FIG. 1 is a flow chart of the preparation of a series of cubic fluorite type high-entropy cerium oxide nanopowders of the present invention;

FIG. 2 shows a cubic fluorite type high entropy cerium oxide ceramic (Er, Gd, La, Sm, Y)₂Ce₂O₇A macroscopic morphology picture of the nano powder;

FIG. 3 is a cubic fluorite type high entropy oxide ceramic (Er, Gd, Sm, Y, Yb)₂Ce₂O₇Microscopic morphology of the nano powder;

FIG. 4 is an XRD pattern of several cubic fluorite type high entropy cerium oxide nanopowders prepared;

FIG. 5 shows a cubic fluorite type high entropy cerium oxide ceramic (Gd, La, Nd, Sm, Yb)₂Ce₂O₇A bulk EDS map;

FIG. 6 is a cubic fluorite type high entropy cerium oxide ceramic (Er, La, Lu, Sc, Sm)₂Ce₂O₇TG-DSC curve in air.

Detailed Description

In order to make the technical solutions of the present invention better understood, the technical solutions in the embodiments of the present invention will be clearly and completely described below with reference to the drawings in the embodiments of the present invention, and it is obvious that the described embodiments are only a part of the embodiments of the present invention, and not all of the embodiments. All other embodiments, which can be derived by a person skilled in the art from the embodiments given herein without making any creative effort, shall fall within the protection scope of the present invention.

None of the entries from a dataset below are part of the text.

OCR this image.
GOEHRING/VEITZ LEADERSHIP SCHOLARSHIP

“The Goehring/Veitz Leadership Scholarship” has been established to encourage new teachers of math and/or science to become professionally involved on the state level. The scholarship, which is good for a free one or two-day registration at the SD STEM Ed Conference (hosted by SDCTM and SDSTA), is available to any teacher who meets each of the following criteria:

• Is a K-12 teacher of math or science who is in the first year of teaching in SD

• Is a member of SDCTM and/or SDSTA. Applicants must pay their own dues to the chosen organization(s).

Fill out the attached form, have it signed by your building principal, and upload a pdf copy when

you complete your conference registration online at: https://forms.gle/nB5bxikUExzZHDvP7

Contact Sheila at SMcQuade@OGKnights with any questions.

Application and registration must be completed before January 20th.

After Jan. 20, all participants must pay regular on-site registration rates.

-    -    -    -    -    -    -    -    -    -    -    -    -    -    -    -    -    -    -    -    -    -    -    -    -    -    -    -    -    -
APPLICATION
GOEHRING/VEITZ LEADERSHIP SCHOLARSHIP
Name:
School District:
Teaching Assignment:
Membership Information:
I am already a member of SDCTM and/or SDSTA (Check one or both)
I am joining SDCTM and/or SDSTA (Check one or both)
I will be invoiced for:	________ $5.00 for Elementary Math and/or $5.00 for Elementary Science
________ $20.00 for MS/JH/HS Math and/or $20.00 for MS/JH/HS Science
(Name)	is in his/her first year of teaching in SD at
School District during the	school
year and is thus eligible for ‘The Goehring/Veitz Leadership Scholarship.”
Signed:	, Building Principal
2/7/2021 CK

It should be noted that the terms "first," "second," and the like in the description and claims of the present invention and in the drawings described above are used for distinguishing between similar elements and not necessarily for describing a particular sequential or chronological order. It is to be understood that the data so used is interchangeable under appropriate circumstances such that the embodiments of the invention described herein are capable of operation in sequences other than those illustrated or described herein. Furthermore, the terms "comprises," "comprising," and "having," and any variations thereof, are intended to cover a non-exclusive inclusion, such that a process, method, system, article, or apparatus that comprises a list of steps or elements is not necessarily limited to those steps or elements expressly listed, but may include other steps or elements not expressly listed or inherent to such process, method, article, or apparatus.

The invention is described in further detail below with reference to the accompanying drawings:

referring to fig. 1, a series of cubic fluorite type high-entropy cerium oxide nanopowders of the present invention is illustrated by combining a process flow diagram, comprising the following steps:

1) five kinds of Re with equal molar ratio₂O₃Dissolving in nitric acid solution, and dropwise adding Ce (NO)₃)₃Obtaining a mixed ionic solution from the solution; wherein, Re is any one of La, Nd, Er, Sm, Gd, Dy, Yb, Lu, Sc and Y.

Ce (NO) used₃)₃The amount of substance(s) and Re used₂O₃Is greater than 10.

2) Adding a certain amount of citric acid and a proper amount of solvent into the mixed ionic solution obtained in the step 1), and dropwise adding diluted ammonia water to adjust the pH value to 6-7 to obtain mixed sol.

Wherein the ratio of the amount of citric acid to the total amount of ionic substances in the solution is greater than 2, and the solvent can be ethanol or ethylene glycol or their mixture.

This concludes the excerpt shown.